Friday, September 30, 2011

A Memoir of Love, Family, Farming and Poison

The Orchard is the story of a street-smart city girl who must adapt to a new life on an apple farm after she falls in love with Adrian Curtis, the golden boy of a prominent local family whose lives and orchards seem to be cursed. Married after only three months, young Theresa finds life with Adrian on the farm far more difficult and dangerous than she expected. Rejected by her husband's family as an outsider, she slowly learns for herself about the isolated world of farming, pesticides, environmental destruction, and death, even as she falls more deeply in love with her husband, a man she at first hardly knew and the land that has been in his family for generations.
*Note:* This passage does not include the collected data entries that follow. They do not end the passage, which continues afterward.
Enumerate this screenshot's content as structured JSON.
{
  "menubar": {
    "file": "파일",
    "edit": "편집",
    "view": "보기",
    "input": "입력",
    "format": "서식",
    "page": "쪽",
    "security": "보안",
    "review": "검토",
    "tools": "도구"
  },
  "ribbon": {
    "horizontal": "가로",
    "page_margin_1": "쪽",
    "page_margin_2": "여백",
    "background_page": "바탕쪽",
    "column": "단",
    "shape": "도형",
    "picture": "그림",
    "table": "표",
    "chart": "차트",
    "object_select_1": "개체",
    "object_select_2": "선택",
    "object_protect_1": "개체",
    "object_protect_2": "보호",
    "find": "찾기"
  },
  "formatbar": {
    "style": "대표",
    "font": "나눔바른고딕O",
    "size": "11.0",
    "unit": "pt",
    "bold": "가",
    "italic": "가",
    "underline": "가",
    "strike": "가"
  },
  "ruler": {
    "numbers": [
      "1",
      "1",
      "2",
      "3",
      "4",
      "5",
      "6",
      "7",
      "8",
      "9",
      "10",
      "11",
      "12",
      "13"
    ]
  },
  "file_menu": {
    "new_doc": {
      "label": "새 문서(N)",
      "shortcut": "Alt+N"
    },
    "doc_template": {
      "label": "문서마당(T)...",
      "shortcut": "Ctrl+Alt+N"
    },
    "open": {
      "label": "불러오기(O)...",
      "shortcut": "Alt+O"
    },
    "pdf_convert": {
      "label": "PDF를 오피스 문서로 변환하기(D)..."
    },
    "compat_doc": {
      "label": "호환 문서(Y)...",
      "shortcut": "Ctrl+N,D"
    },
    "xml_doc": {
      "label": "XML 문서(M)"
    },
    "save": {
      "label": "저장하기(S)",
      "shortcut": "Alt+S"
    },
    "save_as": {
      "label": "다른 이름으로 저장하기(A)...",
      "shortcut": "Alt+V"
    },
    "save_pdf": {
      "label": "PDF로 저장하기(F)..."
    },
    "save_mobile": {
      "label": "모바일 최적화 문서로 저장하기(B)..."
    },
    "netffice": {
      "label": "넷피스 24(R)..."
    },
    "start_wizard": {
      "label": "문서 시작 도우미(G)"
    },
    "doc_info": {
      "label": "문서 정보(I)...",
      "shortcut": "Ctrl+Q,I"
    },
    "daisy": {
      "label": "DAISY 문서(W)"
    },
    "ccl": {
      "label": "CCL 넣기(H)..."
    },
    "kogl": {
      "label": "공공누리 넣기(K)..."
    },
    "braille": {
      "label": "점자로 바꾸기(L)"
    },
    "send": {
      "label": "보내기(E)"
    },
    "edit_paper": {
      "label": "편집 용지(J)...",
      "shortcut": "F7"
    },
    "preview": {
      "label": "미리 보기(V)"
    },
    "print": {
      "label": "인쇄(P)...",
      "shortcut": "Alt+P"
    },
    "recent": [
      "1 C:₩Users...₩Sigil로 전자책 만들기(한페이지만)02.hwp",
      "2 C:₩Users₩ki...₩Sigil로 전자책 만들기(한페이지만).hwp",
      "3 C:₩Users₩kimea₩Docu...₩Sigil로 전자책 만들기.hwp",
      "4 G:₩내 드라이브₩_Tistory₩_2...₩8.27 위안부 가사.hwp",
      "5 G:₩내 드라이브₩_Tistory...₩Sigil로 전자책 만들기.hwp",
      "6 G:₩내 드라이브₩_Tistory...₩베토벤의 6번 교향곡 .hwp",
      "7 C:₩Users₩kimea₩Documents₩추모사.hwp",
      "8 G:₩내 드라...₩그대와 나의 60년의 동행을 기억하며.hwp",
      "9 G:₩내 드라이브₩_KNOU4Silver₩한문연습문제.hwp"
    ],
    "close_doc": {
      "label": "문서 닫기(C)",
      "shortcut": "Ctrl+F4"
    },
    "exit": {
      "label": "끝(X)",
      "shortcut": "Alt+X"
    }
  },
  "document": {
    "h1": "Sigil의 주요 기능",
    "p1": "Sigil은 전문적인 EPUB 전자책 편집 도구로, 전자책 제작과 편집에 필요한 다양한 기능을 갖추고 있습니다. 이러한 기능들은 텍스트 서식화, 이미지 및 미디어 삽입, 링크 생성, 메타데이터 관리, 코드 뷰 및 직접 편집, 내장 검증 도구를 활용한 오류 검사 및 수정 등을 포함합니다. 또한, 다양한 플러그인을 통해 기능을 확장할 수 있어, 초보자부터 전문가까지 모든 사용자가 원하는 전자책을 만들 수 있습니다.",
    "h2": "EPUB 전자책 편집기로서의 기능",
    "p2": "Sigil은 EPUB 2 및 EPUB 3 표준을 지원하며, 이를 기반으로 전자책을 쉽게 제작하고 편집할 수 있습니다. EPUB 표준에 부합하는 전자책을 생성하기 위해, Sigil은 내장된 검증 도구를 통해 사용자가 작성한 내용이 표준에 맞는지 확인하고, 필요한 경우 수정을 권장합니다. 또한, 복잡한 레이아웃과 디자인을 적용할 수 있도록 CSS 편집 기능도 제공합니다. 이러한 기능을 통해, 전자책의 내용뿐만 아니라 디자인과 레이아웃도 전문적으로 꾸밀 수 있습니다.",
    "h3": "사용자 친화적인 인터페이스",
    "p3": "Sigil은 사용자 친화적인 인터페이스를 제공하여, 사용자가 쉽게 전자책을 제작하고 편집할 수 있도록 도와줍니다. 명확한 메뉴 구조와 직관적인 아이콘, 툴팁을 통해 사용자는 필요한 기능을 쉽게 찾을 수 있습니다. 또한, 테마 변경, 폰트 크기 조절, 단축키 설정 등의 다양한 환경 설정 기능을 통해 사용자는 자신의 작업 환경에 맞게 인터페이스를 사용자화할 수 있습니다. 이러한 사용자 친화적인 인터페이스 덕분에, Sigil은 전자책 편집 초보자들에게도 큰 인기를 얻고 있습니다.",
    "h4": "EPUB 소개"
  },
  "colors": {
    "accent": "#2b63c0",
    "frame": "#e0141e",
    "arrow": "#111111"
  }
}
She becomes a reluctant player in their attempt to keep the codling moth from destroying the orchard, but she and Adrian eventually come to know that their efforts will not only fail but will ultimately take an irreparable toll.



Jackie says:
"Theresa Weir is a best selling author, both under her own name and under the nom de plume Anne Frasier. however, this book is very, very different from all of her others.  This time, she's telling us about her early life, her marriage and the apple farm she raised her family on.  This book is unvarnished and honest, and from what some interviews I've read, I'd say that it was almost as difficult to write as it was to live.  There were certainly happy moments, but there were plenty of horrifying ones as well.  Can you imagine living somewhere where every day you had the garlicky taste of herbicide in your mouth from the breeze coming through the window, or brushing off the dust of pesticide from your clothes after walking through the orchard with your children?  Weir tells the tale of her family, but also of the large family run apple based business that her husband's family had been sustained by for generations.  She makes the point again and again that farming isn't what your grandparents or great grandparents did anymore--now it's big business, big competition and plenty of politics.   She admits that at the writing of this book, she had not stepped foot on the farm in 15 years, so she can't say what has changed, but knowing what she knows, it is extremely unlikely that anything has swung toward the better.  This is an engrossing book on many levels, and a brave one.  It sheds a bright and unwavering light on the secrets of culture, family, relationships and farming that will be impossible to forget."